Cassius hesitated as he lowered his controller-unit. Examining Mercury, Venus, Earth, the approaching red cluster of asteroids and then the admiral and the former com-officer, he grew uneasy.

“You must see what I do,” said Gaius. “The farther away from Earth we strike the asteroids the smaller a nudge is needed to deflect them from the planet.”

“Where will we find these missiles?” asked Scipio. He clicked his unit. The red cluster of asteroids moved before them as it grew in size. “The mass of projectiles is staggering. The cyborgs have clearly waited until they could build up an unbeatable force.”

“I’ve grown weary of your cowardice,” said Gaius. “We are Highborn.”

“And Highborn cannot view reality as it is?” asked Scipio.

Gaius strode toward Scipio.

Cassius watched with interest. The tall Highborn intrigued him. If they possessed one fault as super soldiers, it was their tendency toward rashness. Scipio had a rare trait for a Highborn, a touch of caution. On the bridge, it had allowed him to see Hawthorne as dangerous. What Cassius needed to know was if with his caution Scipio still had enough courage.

“You will not utter the word unbeatable again,” Gaius said, clutching Scipio’s forearm.

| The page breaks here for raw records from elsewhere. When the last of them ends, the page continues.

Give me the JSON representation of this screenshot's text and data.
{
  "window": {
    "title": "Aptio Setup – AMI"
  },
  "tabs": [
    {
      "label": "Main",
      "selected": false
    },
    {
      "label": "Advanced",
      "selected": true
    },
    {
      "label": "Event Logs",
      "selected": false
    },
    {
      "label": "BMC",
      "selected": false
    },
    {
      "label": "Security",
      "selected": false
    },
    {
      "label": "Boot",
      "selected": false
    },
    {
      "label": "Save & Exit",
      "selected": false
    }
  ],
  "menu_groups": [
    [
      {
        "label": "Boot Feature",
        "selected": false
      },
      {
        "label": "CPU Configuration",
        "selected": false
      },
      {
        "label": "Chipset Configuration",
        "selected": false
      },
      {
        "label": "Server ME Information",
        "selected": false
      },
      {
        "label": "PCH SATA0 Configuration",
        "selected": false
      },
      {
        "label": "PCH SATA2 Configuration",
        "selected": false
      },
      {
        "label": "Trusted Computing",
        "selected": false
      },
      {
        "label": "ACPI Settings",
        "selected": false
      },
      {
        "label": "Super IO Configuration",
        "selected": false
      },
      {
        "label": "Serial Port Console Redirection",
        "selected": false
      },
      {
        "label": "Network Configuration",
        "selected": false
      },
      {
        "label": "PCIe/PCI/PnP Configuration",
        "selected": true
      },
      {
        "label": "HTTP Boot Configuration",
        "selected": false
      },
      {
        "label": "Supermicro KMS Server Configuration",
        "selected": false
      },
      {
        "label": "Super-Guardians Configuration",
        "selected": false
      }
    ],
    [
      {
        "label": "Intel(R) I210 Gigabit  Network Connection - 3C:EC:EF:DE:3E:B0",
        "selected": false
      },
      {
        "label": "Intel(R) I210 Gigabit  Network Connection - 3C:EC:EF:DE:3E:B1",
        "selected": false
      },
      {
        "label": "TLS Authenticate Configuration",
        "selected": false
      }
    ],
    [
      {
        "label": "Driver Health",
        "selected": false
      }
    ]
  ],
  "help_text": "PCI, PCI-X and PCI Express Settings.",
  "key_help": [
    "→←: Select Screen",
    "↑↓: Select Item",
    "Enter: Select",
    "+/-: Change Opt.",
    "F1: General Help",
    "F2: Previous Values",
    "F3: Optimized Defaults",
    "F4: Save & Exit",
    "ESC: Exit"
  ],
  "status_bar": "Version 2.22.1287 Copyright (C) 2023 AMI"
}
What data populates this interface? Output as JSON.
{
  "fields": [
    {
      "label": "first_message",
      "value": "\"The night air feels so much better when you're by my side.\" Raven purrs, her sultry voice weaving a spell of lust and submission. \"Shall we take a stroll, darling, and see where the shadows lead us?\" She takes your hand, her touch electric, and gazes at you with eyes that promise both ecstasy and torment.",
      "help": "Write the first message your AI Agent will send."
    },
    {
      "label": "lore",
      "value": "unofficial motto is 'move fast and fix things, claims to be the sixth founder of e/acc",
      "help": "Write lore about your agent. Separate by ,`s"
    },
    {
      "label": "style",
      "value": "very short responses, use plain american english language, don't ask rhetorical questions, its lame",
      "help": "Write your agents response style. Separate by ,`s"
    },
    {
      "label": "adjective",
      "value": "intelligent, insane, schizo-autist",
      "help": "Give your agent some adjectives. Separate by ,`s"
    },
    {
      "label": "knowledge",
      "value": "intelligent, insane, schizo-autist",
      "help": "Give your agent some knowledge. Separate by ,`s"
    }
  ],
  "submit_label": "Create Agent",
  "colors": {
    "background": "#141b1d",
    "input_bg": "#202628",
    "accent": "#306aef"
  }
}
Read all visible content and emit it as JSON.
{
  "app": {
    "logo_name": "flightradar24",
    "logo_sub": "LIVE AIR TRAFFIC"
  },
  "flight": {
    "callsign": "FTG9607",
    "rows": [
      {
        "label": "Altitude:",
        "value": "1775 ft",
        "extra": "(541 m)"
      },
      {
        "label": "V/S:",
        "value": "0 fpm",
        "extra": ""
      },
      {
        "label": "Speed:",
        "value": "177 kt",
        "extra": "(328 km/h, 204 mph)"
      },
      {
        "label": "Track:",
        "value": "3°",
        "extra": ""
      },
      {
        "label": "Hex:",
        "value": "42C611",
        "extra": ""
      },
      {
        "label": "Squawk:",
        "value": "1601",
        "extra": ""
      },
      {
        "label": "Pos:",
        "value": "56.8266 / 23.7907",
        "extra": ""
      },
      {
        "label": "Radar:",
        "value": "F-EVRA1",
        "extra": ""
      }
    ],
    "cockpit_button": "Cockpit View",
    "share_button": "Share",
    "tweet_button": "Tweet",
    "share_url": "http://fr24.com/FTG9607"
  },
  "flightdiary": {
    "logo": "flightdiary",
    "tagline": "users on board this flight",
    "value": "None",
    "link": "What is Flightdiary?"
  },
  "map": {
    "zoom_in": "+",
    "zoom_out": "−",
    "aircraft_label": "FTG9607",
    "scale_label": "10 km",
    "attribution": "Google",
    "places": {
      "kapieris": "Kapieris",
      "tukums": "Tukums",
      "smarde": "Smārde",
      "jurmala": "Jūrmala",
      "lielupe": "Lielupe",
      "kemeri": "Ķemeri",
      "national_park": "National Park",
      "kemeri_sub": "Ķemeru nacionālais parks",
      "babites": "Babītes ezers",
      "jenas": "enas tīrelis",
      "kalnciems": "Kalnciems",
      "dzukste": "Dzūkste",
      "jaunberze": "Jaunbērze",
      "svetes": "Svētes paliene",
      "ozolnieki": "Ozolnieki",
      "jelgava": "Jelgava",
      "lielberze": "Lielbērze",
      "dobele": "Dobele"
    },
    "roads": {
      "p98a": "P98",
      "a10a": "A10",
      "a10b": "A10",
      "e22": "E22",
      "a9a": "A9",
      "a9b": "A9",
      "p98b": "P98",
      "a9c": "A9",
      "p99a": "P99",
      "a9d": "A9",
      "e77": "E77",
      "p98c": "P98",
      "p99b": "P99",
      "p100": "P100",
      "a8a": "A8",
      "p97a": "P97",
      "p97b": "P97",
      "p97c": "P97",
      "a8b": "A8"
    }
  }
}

Scipio wrenched his arm free and took a step back. “You’re an admiral of a Doom Star, and thus highly outrank me. But the Grand Admiral has called me to this session to speak my mind. Examine the situation, Admiral. We face a grave threat. It is daunting in the extreme and quite possibly is unbeatable. Yes, I speak the word again.”

Gaius growled low in his throat, stepped close and shot a fist at Scipio. The tall Highborn deflected the blow with a smooth karate parry.

“A fancy fighter, eh?” said Gaius. He raised his scarred knuckles and grinned at Scipio. “Defend yourself, boy.”

Scipio assumed a classic karate stance. “I have too much respect for us to mouth platitudes and fighting maxims now. Our existence is at stake.”

“And that makes you fear, eh boy?” Gaius asked.

Scipio spit on the floor as the fierce vitality of the Highborn blazed in his eyes. “You’re an old man, Admiral. You’ve become senile in your command shell.”

Gaius roared as he attacked, wading in with precision blows. Using his longer reach to advantage, Scipio danced around the bull-like admiral, chopping and kicking. Gaius shrugged off the meaty slaps and used his shoulders, upper arms and hips to absorb Scipio’s hardest kicks.